Planned Parenthood made good Monday on its threat to pull out of the Title X family-planning program, leaving about $60 million on the table rather than comply with the Trump administration’s newly enacted restrictions on abortion funding.
Planned Parenthood said it was “forced out” of the Title X grant program, although the decision to leave was voluntary, prompted by the administration’s decision to ban abortion referrals and require a “clear financial and physical separation” on abortion for grant recipients.
“The Trump administration’s gag rule will reverberate across the country,” said Alexis McGill Johnson, Planned Parenthood’s acting president. “This reality will hit hardest people struggling to make ends meet — including those people in rural areas and communities of color.”
The Title X program, which gave $286 million in grants this year to clinics that provide family-planning services to low-income patients, serves about 4 million clients, 40% of whom receive care from Planned Parenthood facilities, according to the organization.
Pro-life groups cheered Planned Parenthood’s decision to exit Title X, saying the funding could now be redirected to community health centers that do not promote or perform abortions, which outnumber Planned Parenthood clinics by 20 to 1, according to the Charlotte Lozier Institute.
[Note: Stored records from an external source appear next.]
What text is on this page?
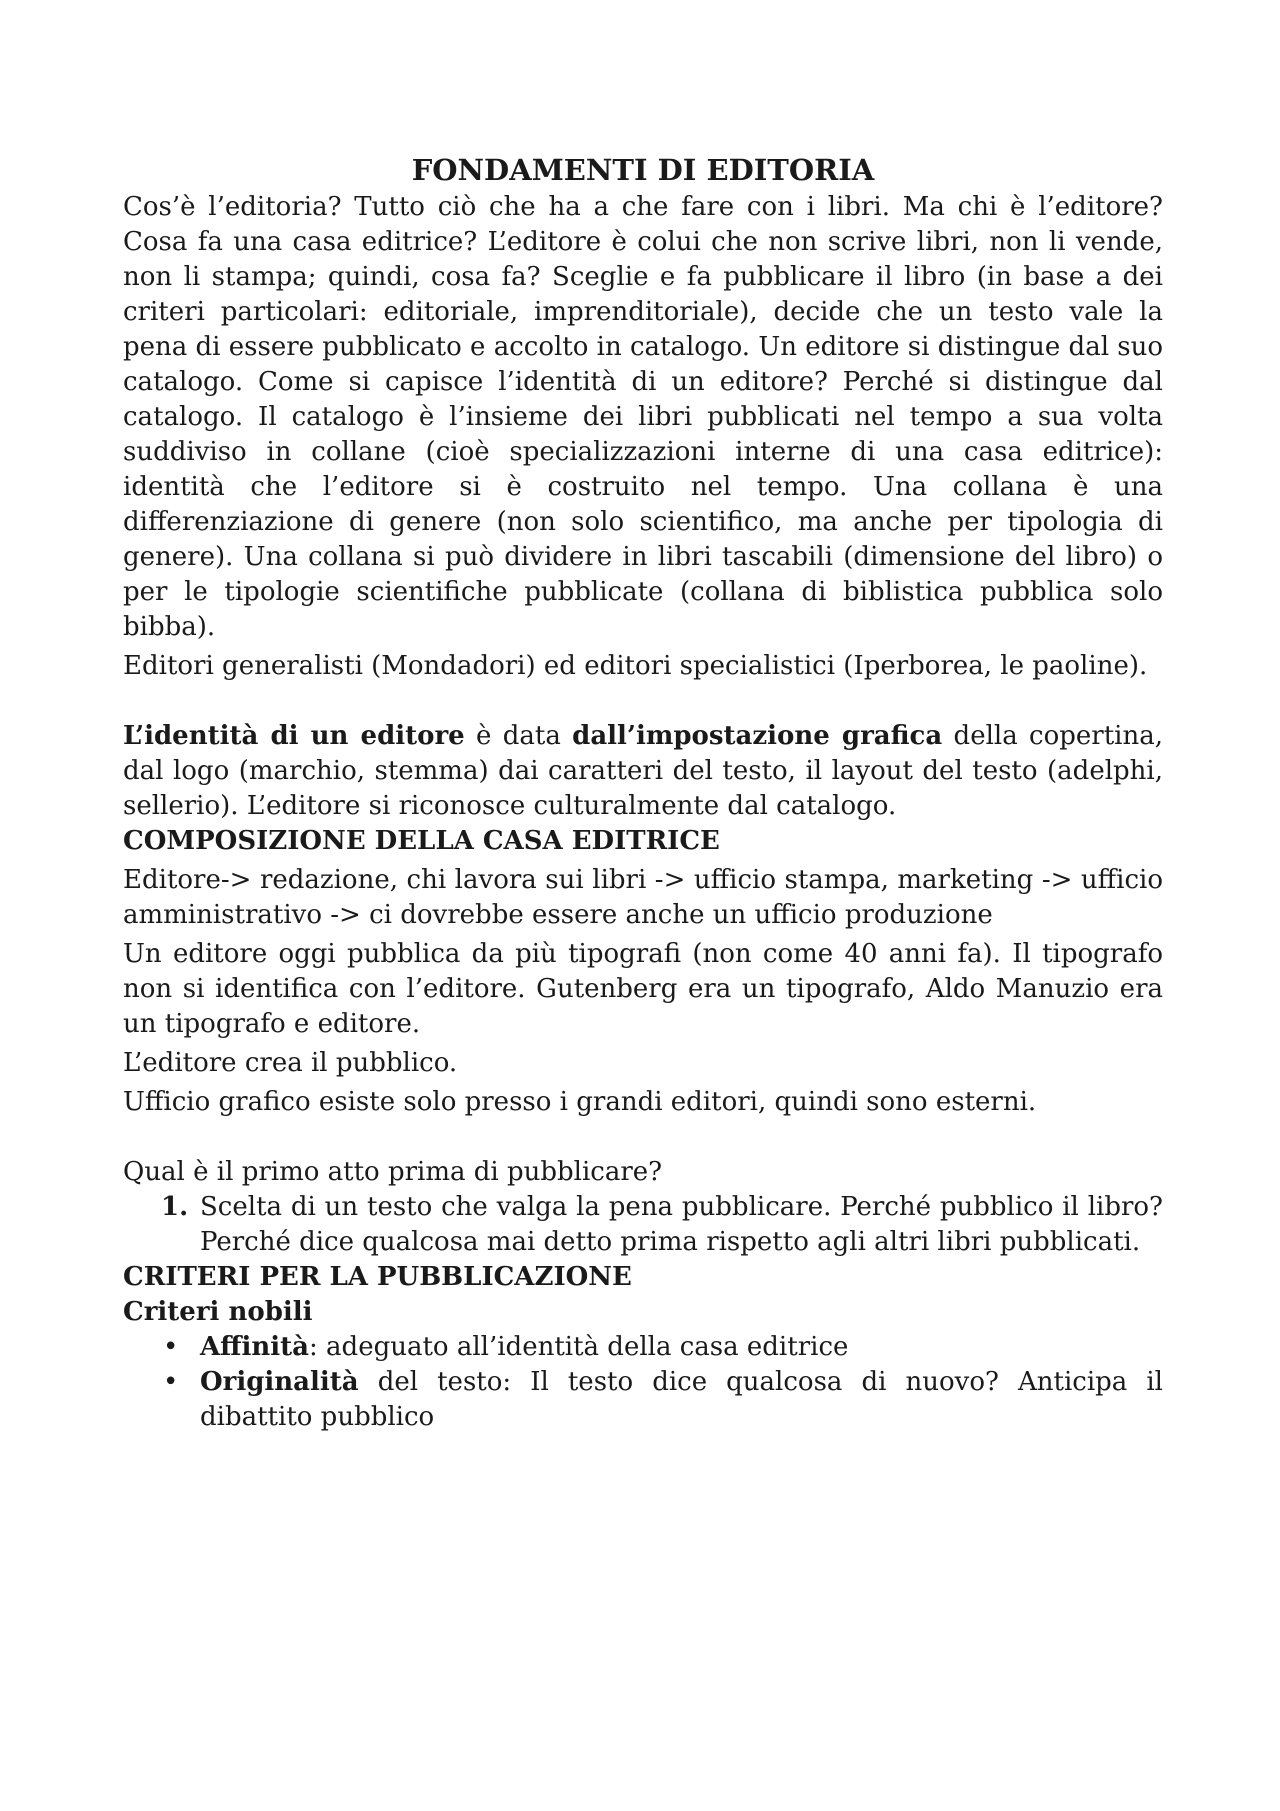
FONDAMENTI DI EDITORIA

Cos’è l’editoria? Tutto ciò che ha a che fare con i libri. Ma chi è l’editore? Cosa fa una casa editrice? L’editore è colui che non scrive libri, non li vende, non li stampa; quindi, cosa fa? Sceglie e fa pubblicare il libro (in base a dei criteri particolari: editoriale, imprenditoriale), decide che un testo vale la pena di essere pubblicato e accolto in catalogo. Un editore si distingue dal suo catalogo. Come si capisce l’identità di un editore? Perché si distingue dal catalogo. Il catalogo è l’insieme dei libri pubblicati nel tempo a sua volta suddiviso in collane (cioè specializzazioni interne di una casa editrice): identità che l’editore si è costruito nel tempo. Una collana è una differenziazione di genere (non solo scientifico, ma anche per tipologia di genere). Una collana si può dividere in libri tascabili (dimensione del libro) o per le tipologie scientifiche pubblicate (collana di biblistica pubblica solo bibba).

Editori generalisti (Mondadori) ed editori specialistici (Iperborea, le paoline).

L’identità di un editore è data dall’impostazione grafica della copertina, dal logo (marchio, stemma) dai caratteri del testo, il layout del testo (adelphi, sellerio). L’editore si riconosce culturalmente dal catalogo.

COMPOSIZIONE DELLA CASA EDITRICE

Editore-> redazione, chi lavora sui libri -> ufficio stampa, marketing -> ufficio amministrativo -> ci dovrebbe essere anche un ufficio produzione

Un editore oggi pubblica da più tipografi (non come 40 anni fa). Il tipografo non si identifica con l’editore. Gutenberg era un tipografo, Aldo Manuzio era un tipografo e editore.

L’editore crea il pubblico.

Ufficio grafico esiste solo presso i grandi editori, quindi sono esterni.

Qual è il primo atto prima di pubblicare?

1. Scelta di un testo che valga la pena pubblicare. Perché pubblico il libro? Perché dice qualcosa mai detto prima rispetto agli altri libri pubblicati.

CRITERI PER LA PUBBLICAZIONE

Criteri nobili

• Affinità: adeguato all’identità della casa editrice
• Originalità del testo: Il testo dice qualcosa di nuovo? Anticipa il dibattito pubblico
“It’s a great day for women’s health in America,” said Catherine Glenn Foster, president of Americans United for Life. “Planned Parenthood is America’s deadliest nonprofit, and the news that they’re refusing to accept taxpayer funds to target vulnerable women is a good thing for women’s health.”
The $60 million in Title X grants represents about 11% of Planned Parenthood’s annual $564 million in federal funding, according to the organization’s fiscal year 2017-18 report, and less than 4% of its annual $1.66 billion in total revenue. Most of the group’s federal money comes via Medicaid.
Planned Parenthood Action has already launched a campaign against the “gag rule,” saying it will “prevent patients from getting full and accurate information,” and urging Congress to “end domestic and global gag rules.”
Democrats in Congress re-upped their opposition to the Trump rule, with Reps. Nita Lowey of New York and Rosa DeLauro of Connecticut saying in a joint statement that it “undermines the very purpose of the Title X program, which is to allow millions of women and men to access basic family planning services.”
Rep. Ilhan Omar, Minnesota Democrat, tweeted, “Losing access to this care puts lives at risk. Period.”
Planned Parenthood’s decision to leave Title X came after the 9th U.S. Circuit Court of Appeals lifted injunctions stopping the Department of Health and Human Services rule from going into effect, and then rejected last month Planned Parenthood’s appeal.
The court ruled that the abortion restrictions represented a “reasonable interpretation” of the Title X statute as well as the federal government’s interest in preventing taxpayer dollars from funding or subsidizing abortions, as required under the Hyde Amendment.
Planned Parenthood, the nation’s largest abortion provider, warned that those who depend on its clinics “may be left with nowhere to turn,” while Students for Life of America said the “Pro-Life generation knows that there are better options for women.”
“Planned Parenthood is trying to create a media frenzy over their willingness to walk away from $60 million if they can’t push an abortion sale on every women who visits them,” said SLA President Kristan Hawkins.
She said Planned Parenthood’s exit represents “a post-Roe milestone as women will learn for themselves that they don’t need Planned Parenthood.”